Some private BitTorrent trackers monitor their members to ensure users upload as much as they download. Supporters say monitoring the upload/download ratio encourages sharing, resulting in faster download speeds. Those who do not reach the minimum ratio are normally banned from using the tracker.
To monitor user ratios’, trackers depend on clients reporting their true upload and download statistics. Programmers are increasingly exploiting this vulnerability by developing software which falsifies upload and download reports to the tracker.
The exploit was first widely publicized over a year ago, but no solution has yet been found. Only standard code is sent to the tracker, which is impossible to verify using the current BitTorrent protocol.
As ratio cheating software is becoming easier to use and more readily available, the pressure is on Bram Cohen and BitTorrent Inc. to update the protocol to catch ratio “cheats”.
However, Bram Cohen has told Zeropaid that he stands by the comments he made in 2005, arguing that ratio monitoring is destructive to sharing.

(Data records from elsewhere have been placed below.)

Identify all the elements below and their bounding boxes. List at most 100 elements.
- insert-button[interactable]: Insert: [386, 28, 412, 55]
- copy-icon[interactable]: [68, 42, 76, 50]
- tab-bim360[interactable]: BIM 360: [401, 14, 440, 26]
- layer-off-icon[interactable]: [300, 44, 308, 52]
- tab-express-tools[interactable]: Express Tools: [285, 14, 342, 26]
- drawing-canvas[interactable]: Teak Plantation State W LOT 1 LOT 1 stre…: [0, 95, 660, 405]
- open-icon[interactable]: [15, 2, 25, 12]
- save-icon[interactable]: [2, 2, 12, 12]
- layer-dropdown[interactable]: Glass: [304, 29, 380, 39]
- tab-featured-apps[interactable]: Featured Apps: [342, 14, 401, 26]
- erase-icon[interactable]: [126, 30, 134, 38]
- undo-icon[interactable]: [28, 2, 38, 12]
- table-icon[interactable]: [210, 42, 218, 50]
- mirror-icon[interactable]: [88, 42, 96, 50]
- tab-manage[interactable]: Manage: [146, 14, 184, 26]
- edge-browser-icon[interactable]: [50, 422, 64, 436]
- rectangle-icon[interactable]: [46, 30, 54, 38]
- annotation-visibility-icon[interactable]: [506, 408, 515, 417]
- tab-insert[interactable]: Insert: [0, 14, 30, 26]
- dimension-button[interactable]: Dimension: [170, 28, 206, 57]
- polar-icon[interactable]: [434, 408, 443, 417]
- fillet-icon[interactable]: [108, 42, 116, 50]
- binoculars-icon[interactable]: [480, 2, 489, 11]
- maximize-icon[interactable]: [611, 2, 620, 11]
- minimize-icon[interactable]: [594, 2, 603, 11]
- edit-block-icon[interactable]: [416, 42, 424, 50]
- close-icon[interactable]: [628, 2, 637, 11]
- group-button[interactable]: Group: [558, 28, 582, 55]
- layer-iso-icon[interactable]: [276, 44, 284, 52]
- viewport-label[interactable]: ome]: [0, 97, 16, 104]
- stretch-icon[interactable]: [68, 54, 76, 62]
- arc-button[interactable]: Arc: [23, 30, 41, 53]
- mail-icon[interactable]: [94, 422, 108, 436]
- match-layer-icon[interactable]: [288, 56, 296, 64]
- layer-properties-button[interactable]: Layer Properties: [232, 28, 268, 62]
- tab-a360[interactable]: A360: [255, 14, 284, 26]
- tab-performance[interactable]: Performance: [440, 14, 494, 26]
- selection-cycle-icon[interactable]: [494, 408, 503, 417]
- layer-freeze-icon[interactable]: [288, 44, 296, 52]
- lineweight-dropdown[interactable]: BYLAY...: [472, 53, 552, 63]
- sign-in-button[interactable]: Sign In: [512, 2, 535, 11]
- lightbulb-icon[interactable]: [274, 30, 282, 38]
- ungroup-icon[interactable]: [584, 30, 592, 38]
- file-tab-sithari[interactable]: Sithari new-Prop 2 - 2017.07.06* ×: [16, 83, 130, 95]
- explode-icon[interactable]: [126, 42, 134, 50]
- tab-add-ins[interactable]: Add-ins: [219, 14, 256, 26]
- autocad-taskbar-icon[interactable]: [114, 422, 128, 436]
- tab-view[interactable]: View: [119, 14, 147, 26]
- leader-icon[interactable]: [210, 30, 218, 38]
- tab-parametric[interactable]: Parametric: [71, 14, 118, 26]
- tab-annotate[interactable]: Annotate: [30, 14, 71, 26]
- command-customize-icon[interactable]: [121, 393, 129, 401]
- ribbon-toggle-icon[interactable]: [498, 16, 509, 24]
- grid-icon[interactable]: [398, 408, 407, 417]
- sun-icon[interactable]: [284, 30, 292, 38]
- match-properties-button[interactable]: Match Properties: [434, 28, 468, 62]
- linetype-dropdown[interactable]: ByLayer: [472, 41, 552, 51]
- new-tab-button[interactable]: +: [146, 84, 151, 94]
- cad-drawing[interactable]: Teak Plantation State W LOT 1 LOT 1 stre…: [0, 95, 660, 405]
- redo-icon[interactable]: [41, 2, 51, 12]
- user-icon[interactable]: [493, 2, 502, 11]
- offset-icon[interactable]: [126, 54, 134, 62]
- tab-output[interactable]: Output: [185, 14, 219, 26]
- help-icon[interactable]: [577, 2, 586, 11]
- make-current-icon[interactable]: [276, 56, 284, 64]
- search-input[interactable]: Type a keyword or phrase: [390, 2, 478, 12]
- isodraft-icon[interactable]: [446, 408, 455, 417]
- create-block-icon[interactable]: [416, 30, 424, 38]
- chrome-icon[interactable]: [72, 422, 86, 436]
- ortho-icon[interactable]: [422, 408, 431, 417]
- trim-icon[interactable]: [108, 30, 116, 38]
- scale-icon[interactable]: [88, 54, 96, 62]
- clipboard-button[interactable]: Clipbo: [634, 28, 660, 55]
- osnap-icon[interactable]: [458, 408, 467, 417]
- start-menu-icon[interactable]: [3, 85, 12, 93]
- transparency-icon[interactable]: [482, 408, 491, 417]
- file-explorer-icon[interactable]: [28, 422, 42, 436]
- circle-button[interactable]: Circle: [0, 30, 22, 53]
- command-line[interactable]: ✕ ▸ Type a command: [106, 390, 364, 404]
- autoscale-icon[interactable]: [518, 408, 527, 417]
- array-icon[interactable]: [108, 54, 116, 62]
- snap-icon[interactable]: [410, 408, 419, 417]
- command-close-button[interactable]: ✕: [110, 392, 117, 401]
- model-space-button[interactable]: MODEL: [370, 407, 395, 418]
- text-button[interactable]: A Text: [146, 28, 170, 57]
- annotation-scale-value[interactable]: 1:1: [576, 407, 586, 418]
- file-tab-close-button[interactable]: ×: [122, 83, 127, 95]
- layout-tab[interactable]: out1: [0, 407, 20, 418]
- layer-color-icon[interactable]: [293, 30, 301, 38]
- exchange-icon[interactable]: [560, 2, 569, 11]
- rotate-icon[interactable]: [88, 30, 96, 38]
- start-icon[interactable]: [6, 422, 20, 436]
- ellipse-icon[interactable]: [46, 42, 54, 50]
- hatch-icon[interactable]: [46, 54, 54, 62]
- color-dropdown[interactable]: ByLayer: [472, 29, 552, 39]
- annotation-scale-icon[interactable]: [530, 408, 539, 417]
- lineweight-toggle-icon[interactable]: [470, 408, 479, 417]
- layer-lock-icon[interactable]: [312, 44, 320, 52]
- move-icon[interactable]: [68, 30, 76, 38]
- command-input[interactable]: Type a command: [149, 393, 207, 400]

“[Leechers are] engaging in perfectly reasonable and non-destructive behavior and the site is trying to punish him for it, thus fostering the creation of clients which lie about their statistics. This is the site's fault, and the result could do serious damage to the value of BitTorrent statistics generally. Sites which do this are being extremely destructive, and the way they grandstand about how they're fostering sharing really ticks me off,” he said.
Bram argues that the tit-for-tat nature of protocol is sufficient enough to stop destructive leeching. The BitTorrent protocol is robust enough to handle file sharers who limit their upload and do not seed after the file has finished downloading.
“Even if almost everyone quit the instant their download was completed you'd still have decent download rates, they'd just be closer to everyone's upload rates,” he explains.
By definition this means download speeds will be slower, which could easily be classed as “destructive”.